IPSS Overviews

The Infrastructure Planning Support System (IPSS)

The Infrastructure Planning Support System (IPSS) is a software model that integrates expertise from researchers in civil and environmental engineering, water resources, architecture, international development, economics, and more.

IPSS provides decision makers with quantitative information about the impacts of a changing future climate on existing and planned infrastructure. Existing vulnerabilities, specific adaptation options to reduce risk, responsible future design, and cost-benefit analysis are part of the standard IPSS analysis.

Methodology

IPSS models existing vulnerabilities to future weather, specific adaptation options, and cost-benefit analysis. This is provided by analyzing the variability of future weather as compared to historic data using all available IPCC-approved climate models. Elements of analysis include: changes in temperature (maximum temperatures and freeze-thaw), changes in precipitation (drainage, flooding, and degradation rates), energy demands, and specific inventory data (when available).

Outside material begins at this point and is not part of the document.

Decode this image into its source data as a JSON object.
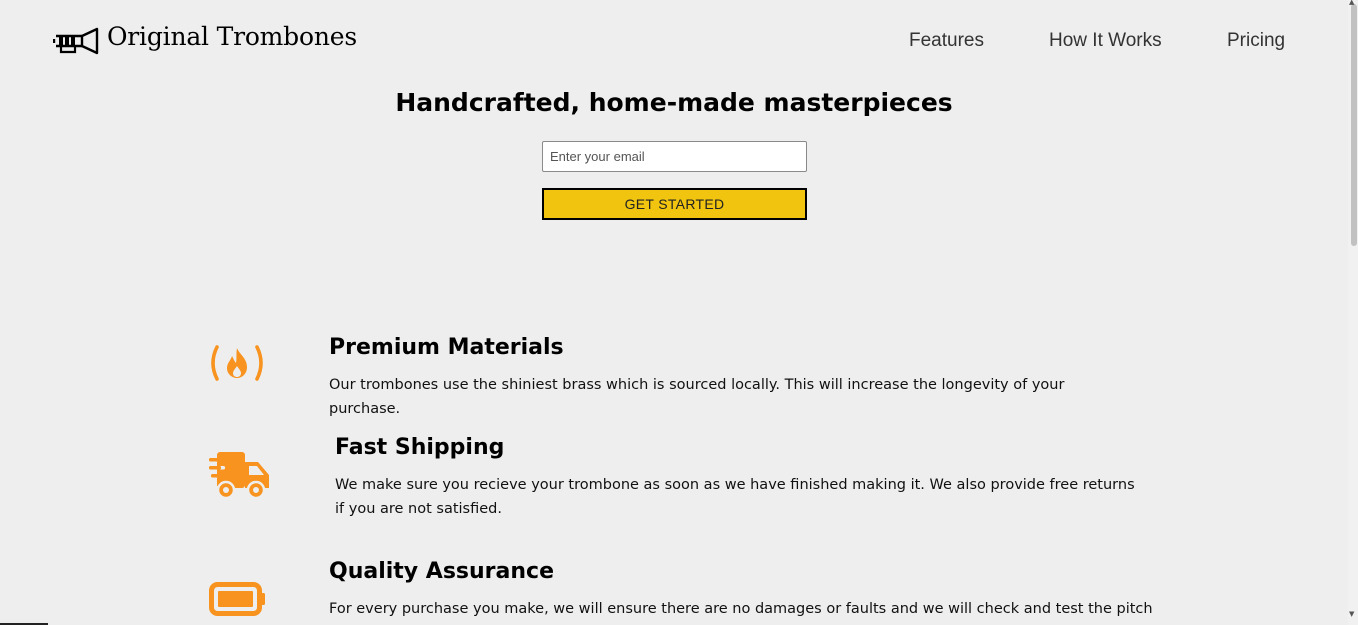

Costs are assessed based on two approaches. First, a reactive “no adaptation” approach which analyzes a changing future climate on existing road design standards. This is compared to a proactive “adaptation” approach which reduces future risk and damages by changing design standards at upgrades or re-construction. Rate and costs related to construction and adaptation can be set by a user. Both maintenance and new construction/re-construction costs are provided.

Flexibility and customized analysis can be incorporated for modeling purposes where desired. This can include cost information, degradation rates, historic flood data, and specific adaptation budgets.

Information for is based on a number of sources including engineering research, materials studies, published DOE, DOT and FHWA literature, and more. IPSS has been used for several vulnerability and adaptation studies, including:

  • The World Bank
  • The United States Agency for International Development
  • Asian Development Bank
  • Canada
  • South Africa
  • Environmental Protection Agency
  • United Nations University World Institute for Development Economics (UNU-WIDER)
  • Peer-Reviewed Journal Articles in: Climatic Change, Transport Policy, Review of Development Economics, Global Environmental Change, Engineering Project Organization Journal, Journal of Infrastructure Systems, and more.
 

Automated Climate Change Impact Analysis on Roads and Buildings

Approach to Infrastructure Analysis: A broader Perspective of Development

Transport and building infrastructure play an important role in both daily life and the development of a nation. For economic and social reasons, the existence, expansion, and maintenance of roads and buildings is a key component to current and future development in developing countries. Road infrastructure provides a network of connectivity that underpins growth, for both rural and urban areas and the inter- and intra-country transportation of goods, services, and persons. Current studies demonstrate the vital role that infrastructure plays in developing markets by building both capacity and efficiency. However, current infrastructure decisions in developing countries emphasize the traditional cost-benefit approach. The IPSS system introduces the need for a broader, holistic perspective in infrastructure decisions: one which considers both longer-term life-cycle analysis including elements such as climate change effects, as well as social benefits that accrue from infrastructure development.

IPSS is designed to support a broader concept of development success from infrastructure development. Specifically, by incorporating a broader set of government and organization concerns that policy makers should be considering for future investment decisions, IPSS is designed to integrate technical decision making with governments broader goals and constraints. By utilizing climate and traffic projections, engineering standards, and basic social and environmental impacts, it displays a holistic, life-cycle impact of a proposed road project up to the year 2100 in economic terms.